Published in the Journal of the Endocrine Society, this retrospective single-center study by Gad et al. evaluated the safety, feasibility, and early efficacy of Pressure-Enabled Thyroid Artery Embolization (PED-TAE) using the TriNav® Infusion System. This novel, minimally invasive technique targets the inferior thyroid arteries to reduce gland size and alleviate symptoms in patients who are not candidates for surgery or conventional therapies.
“We are encouraged to see our technology being evaluated in new areas of clinical need,” said Richard Marshall, MD, TriSalus Medical Director. “This study offers critical insights into how TriNav’s Pressure-Enabled Drug Delivery approach may help address therapeutic delivery challenges for patients with thyroid disease and is an expansion beyond our historic focus on improving treatment of liver cancers.”
Key Study Highlights:
- Population: 22 patients with symptomatic thyroid disease (benign thyroid nodules or multinodular goiters) (median age: 59)
- Procedure: Pressure-enabled embolization via the inferior thyroid artery; 45% had unilateral treatment and 55% bilateral
- Outcomes:
- 100% technical and clinical success (technical success defined as successful catheterization and embolization.
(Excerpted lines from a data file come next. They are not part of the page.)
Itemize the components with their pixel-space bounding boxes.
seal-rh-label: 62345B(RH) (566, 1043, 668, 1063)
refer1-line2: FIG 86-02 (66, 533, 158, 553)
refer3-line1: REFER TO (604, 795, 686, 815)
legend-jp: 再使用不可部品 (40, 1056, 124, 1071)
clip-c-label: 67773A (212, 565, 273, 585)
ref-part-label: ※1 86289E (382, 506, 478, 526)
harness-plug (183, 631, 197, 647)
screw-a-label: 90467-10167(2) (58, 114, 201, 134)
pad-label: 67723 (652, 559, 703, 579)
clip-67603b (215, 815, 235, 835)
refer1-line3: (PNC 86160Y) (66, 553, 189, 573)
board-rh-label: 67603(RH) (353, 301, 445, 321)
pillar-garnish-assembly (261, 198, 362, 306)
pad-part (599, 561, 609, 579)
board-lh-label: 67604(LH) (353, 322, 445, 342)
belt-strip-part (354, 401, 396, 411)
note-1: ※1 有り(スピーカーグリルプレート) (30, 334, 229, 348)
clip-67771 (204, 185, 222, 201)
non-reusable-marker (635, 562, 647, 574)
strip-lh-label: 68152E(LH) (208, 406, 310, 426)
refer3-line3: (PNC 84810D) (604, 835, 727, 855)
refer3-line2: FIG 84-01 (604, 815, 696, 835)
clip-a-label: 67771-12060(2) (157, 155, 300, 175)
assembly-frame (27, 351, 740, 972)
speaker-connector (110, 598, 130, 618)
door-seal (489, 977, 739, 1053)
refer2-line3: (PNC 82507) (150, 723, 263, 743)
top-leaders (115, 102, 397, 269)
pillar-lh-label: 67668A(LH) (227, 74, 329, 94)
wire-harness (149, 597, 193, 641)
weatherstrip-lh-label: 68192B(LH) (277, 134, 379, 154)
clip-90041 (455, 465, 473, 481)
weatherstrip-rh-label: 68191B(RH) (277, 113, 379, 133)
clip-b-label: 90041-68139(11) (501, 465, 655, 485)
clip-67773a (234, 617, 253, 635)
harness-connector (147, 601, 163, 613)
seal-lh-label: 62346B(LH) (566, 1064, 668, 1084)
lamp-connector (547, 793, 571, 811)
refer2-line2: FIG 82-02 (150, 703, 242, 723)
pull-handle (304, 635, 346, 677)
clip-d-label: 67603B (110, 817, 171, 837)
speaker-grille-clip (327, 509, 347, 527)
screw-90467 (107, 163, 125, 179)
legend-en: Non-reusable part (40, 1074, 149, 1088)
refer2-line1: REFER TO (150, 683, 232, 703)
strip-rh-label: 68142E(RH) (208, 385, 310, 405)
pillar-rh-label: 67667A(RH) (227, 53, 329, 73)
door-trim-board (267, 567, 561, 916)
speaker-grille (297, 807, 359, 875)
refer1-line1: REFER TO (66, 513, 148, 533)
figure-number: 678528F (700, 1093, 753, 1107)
Clinical success measured as the absence of non-target embolization, target volume reduction, and/or normalization of thyroid function, when appropriate.)
- 71% (5 of 7) of patients with hyperthyroidism achieved normal thyroid function (euthyroid)
- 73% mean reduction in thyroid gland volume at 6 months (n=18)
- No major complications or neurovascular events
- Mild post-procedure symptoms (e.g., neck discomfort) reported in 81% of patients, resolving within two weeks
- No patients developed hypothyroidism following the procedure
The authors conclude that PED-TAE is a safe and feasible treatment option for large goiters and may offer an alternative to more invasive approaches for treating large benign thyroid nodules and benign multinodular goiters. However, prospective research is needed to establish long-term efficacy.
Additionally, a multi-institutional registry study (PROTECT, NCT06868459) has been initiated by Juan C. Camacho, MD and is underway in collaboration with TriSalus Life Sciences to further validate these findings and evaluate broader applicability in a multi-center setting.
“These early results lay the foundation for a broader evaluation of pressure-enabled embolization in the management of benign thyroid disease,” said Juan C. Camacho, MD, lead investigator of the PROTECT registry and interventional radiologist at Sarasota Memorial Hospital. “We are excited to collaborate with TriSalus through the PROTECT registry to grow the body of data and further define the role of this technique in clinical practice.”
“TriSalus continues to support innovations in embolization techniques,” said CEO Mary Szela. “While these results are early, they reflect growing interest in our platform to expand minimally invasive treatment options for patients. We are grateful to the team at Sarasota Memorial Hospital for leading this pioneering work, and are excited to collaborate on the PROTECT registry.”